1986)), and restrictive covenants in independent contractor agreements (citing Starkings Ct. Reporting Servs., Inc. v. Collins,
313 S.E.2d 614 (N.C. App. 1984)).
In
the lower court, the franchisee had successfully argued that the non-compete
provision was overly broad. In so
holding, the trial court had relied, in part, on cases employing the scrutiny
standard used in employment cases. On appeal, the franchisor argued that
the sale-of-business standard of review of non-competes should have been used
by the trial court, and sought reversal on that basis.
The Court of Appeals found
that the franchisor-franchisee relationship did not fit squarely into either a
sale-of-business or an employment-relationship setting. The Court explained
that "practical differences between the typical employer-employee
arrangement and the typical buyer-seller arrangement preclude us from
concluding that the rules that typically govern either arrangement should be
applied with unbending rigidity in this situation." Those differences included, on the one hand,
the fact that, unlike in typical sale-of-business cases, a portion of the good
will generated by a franchisee would naturally accrue to the franchisor as
well.

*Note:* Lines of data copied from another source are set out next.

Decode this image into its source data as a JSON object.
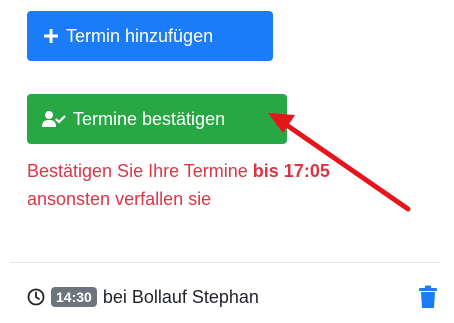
{
  "buttons": {
    "add_label": "Termin hinzufügen",
    "confirm_label": "Termine bestätigen"
  },
  "warning": {
    "part1": "Bestätigen Sie Ihre Termine ",
    "bold": "bis 17:05",
    "part2": "ansonsten verfallen sie"
  },
  "appointment": {
    "time": "14:30",
    "text": "bei Bollauf Stephan"
  },
  "colors": {
    "primary": "#1a7cf6",
    "success": "#28a745",
    "danger": "#dc3545",
    "badge": "#6c757d",
    "annotation_arrow": "#e8141c"
  }
}
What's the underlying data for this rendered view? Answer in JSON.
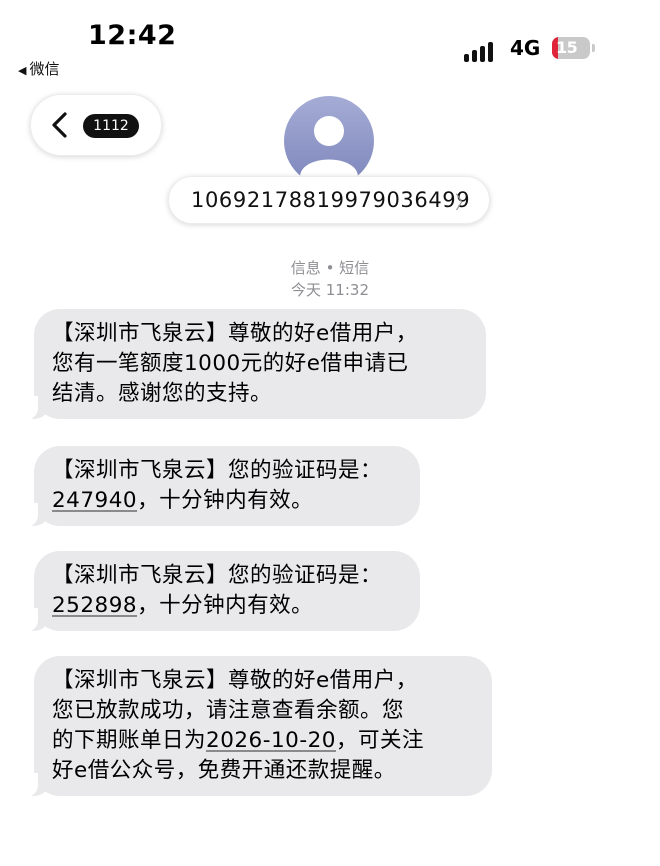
{
  "status_bar": {
    "time": "12:42",
    "back_app_label": "微信",
    "network": "4G",
    "battery": "15",
    "battery_level": 0.15
  },
  "nav": {
    "unread_count": "1112",
    "sender_number": "10692178819979036499"
  },
  "conversation": {
    "service_label": "信息 • 短信",
    "timestamp": "今天 11:32"
  },
  "messages": [
    {
      "lines": [
        "【深圳市飞泉云】尊敬的好e借用户，",
        "您有一笔额度1000元的好e借申请已",
        "结清。感谢您的支持。"
      ]
    },
    {
      "line1": "【深圳市飞泉云】您的验证码是：",
      "code": "247940",
      "suffix": "，十分钟内有效。"
    },
    {
      "line1": "【深圳市飞泉云】您的验证码是：",
      "code": "252898",
      "suffix": "，十分钟内有效。"
    },
    {
      "line1": "【深圳市飞泉云】尊敬的好e借用户，",
      "line2": "您已放款成功，请注意查看余额。您",
      "line3_prefix": "的下期账单日为",
      "date": "2026-10-20",
      "line3_suffix": "，可关注",
      "line4": "好e借公众号，免费开通还款提醒。"
    }
  ],
  "colors": {
    "bubble": "#e9e9eb",
    "battery_low": "#e0243a",
    "avatar": "#8d94c8",
    "secondary_text": "#8e8e93"
  }
}
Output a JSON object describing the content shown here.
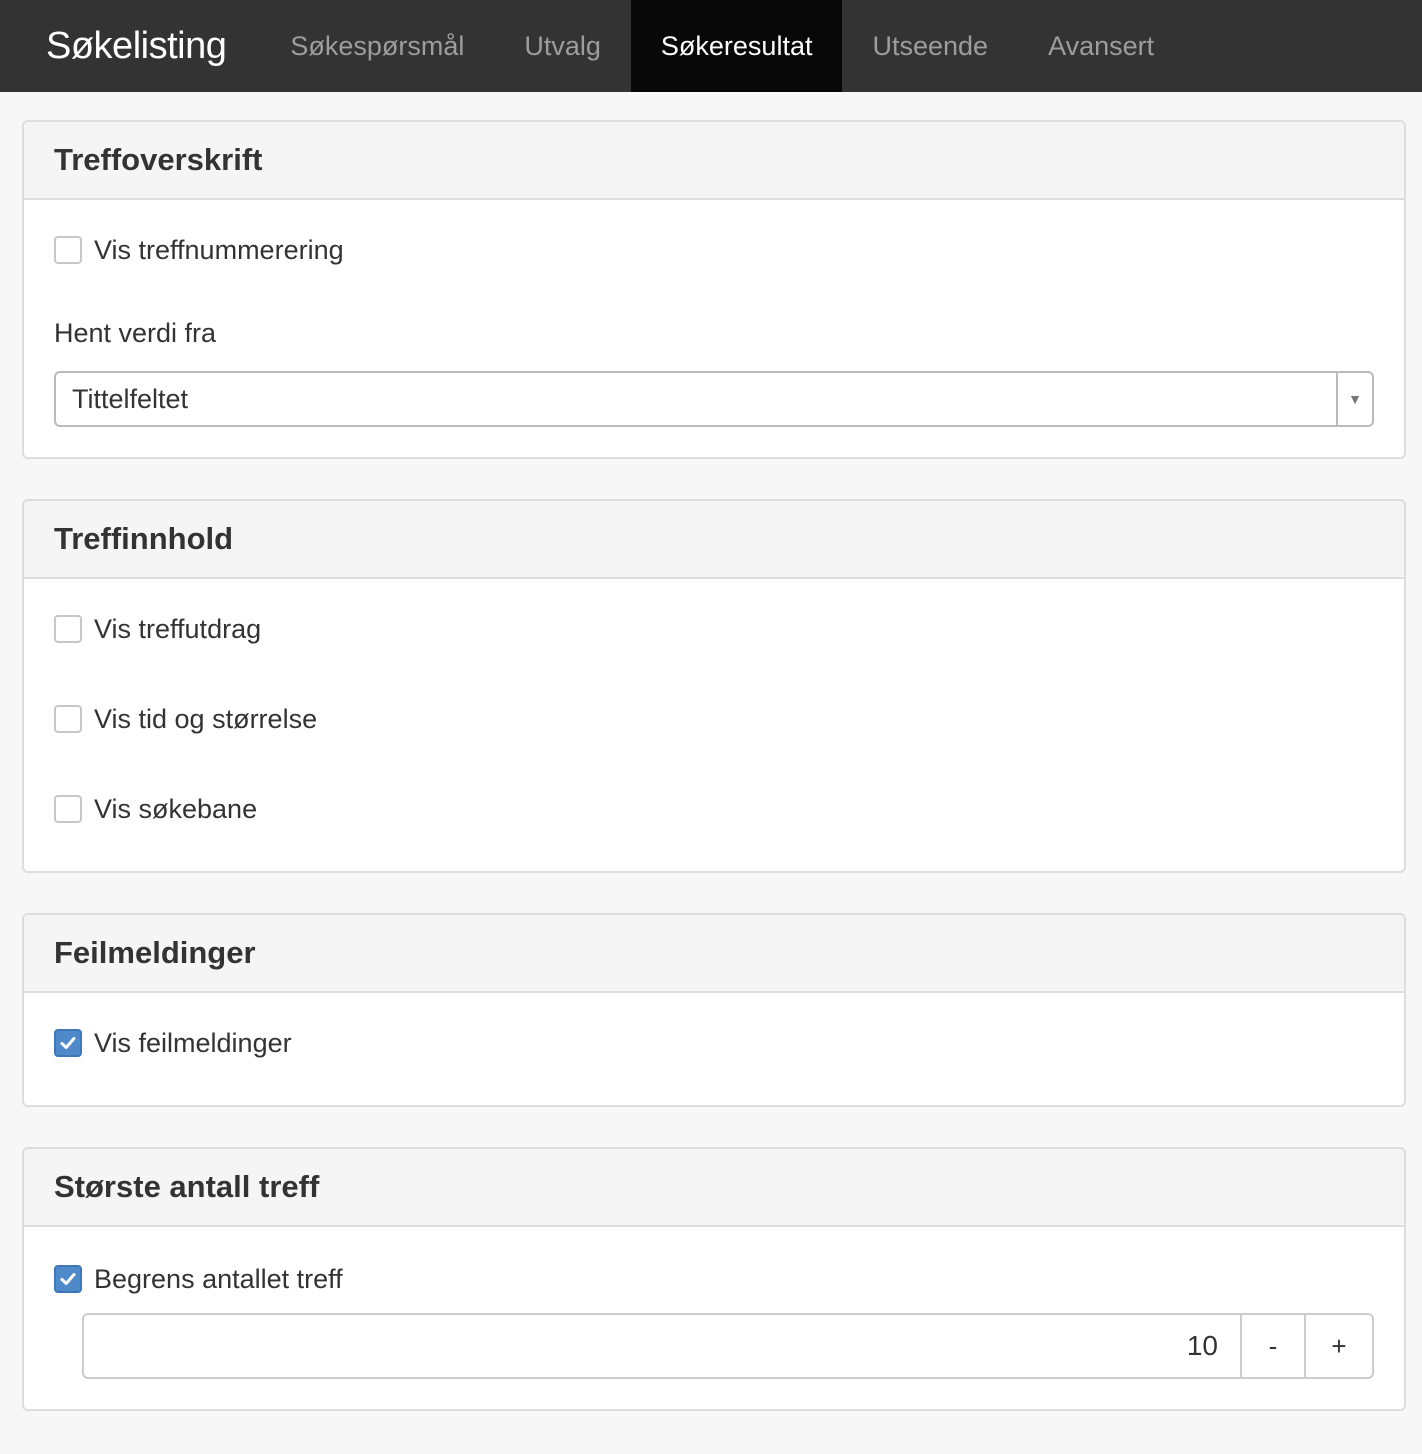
{
  "navbar": {
    "brand": "Søkelisting",
    "tabs": [
      {
        "label": "Søkespørsmål",
        "active": false
      },
      {
        "label": "Utvalg",
        "active": false
      },
      {
        "label": "Søkeresultat",
        "active": true
      },
      {
        "label": "Utseende",
        "active": false
      },
      {
        "label": "Avansert",
        "active": false
      }
    ]
  },
  "panels": {
    "heading_title": {
      "title": "Treffoverskrift",
      "show_numbering": {
        "label": "Vis treffnummerering",
        "checked": false
      },
      "value_from": {
        "label": "Hent verdi fra",
        "selected": "Tittelfeltet"
      }
    },
    "content": {
      "title": "Treffinnhold",
      "show_excerpt": {
        "label": "Vis treffutdrag",
        "checked": false
      },
      "show_time_size": {
        "label": "Vis tid og størrelse",
        "checked": false
      },
      "show_path": {
        "label": "Vis søkebane",
        "checked": false
      }
    },
    "errors": {
      "title": "Feilmeldinger",
      "show_errors": {
        "label": "Vis feilmeldinger",
        "checked": true
      }
    },
    "max_hits": {
      "title": "Største antall treff",
      "limit": {
        "label": "Begrens antallet treff",
        "checked": true
      },
      "value": "10",
      "decrement": "-",
      "increment": "+"
    }
  },
  "colors": {
    "navbar_bg": "#333333",
    "navbar_active_bg": "#080808",
    "checkbox_checked": "#4f89c9"
  }
}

Likewise, the specific “job
description” of the franchisee, while less relevant than in the employment
context, retained some relevance to evaluating the reasonableness of a
non-compete in a franchise agreement.
Instead of committing
itself to one rigid standard for the enforceability of non-competes, the Court
adopted a "hybrid" standard.
The Court found that the standard should insure that such non-compete
arrangements are no more restrictive than is necessary to protect the
franchisor's legitimate interests. In articulating this
"hybrid" standard, the Court drew from both the employment and sale
of business standards. The resulting
standard included consideration of the reasonableness of the restriction's
duration, the reasonableness of the restriction's geographic scope, and the
extent to which the restriction is otherwise necessary to protect the
legitimate interests of the franchisor.
In applying the new
"hybrid" standard to the case at hand, the Court held the agreement
was overly broad in geographic scope, as it prohibited the franchisee from
doing business in geographic areas related to the franchisor's affiliates that
were not competitive in the outdoor lighting market. In addition, the
Court held that the agreement restricted more activities than reasonably
necessary to protect the franchisor's legitimate business interests,
specifically criticizing the language that prevented the franchisee from involvement
in “any business similar to the [plaintiff’s business]”.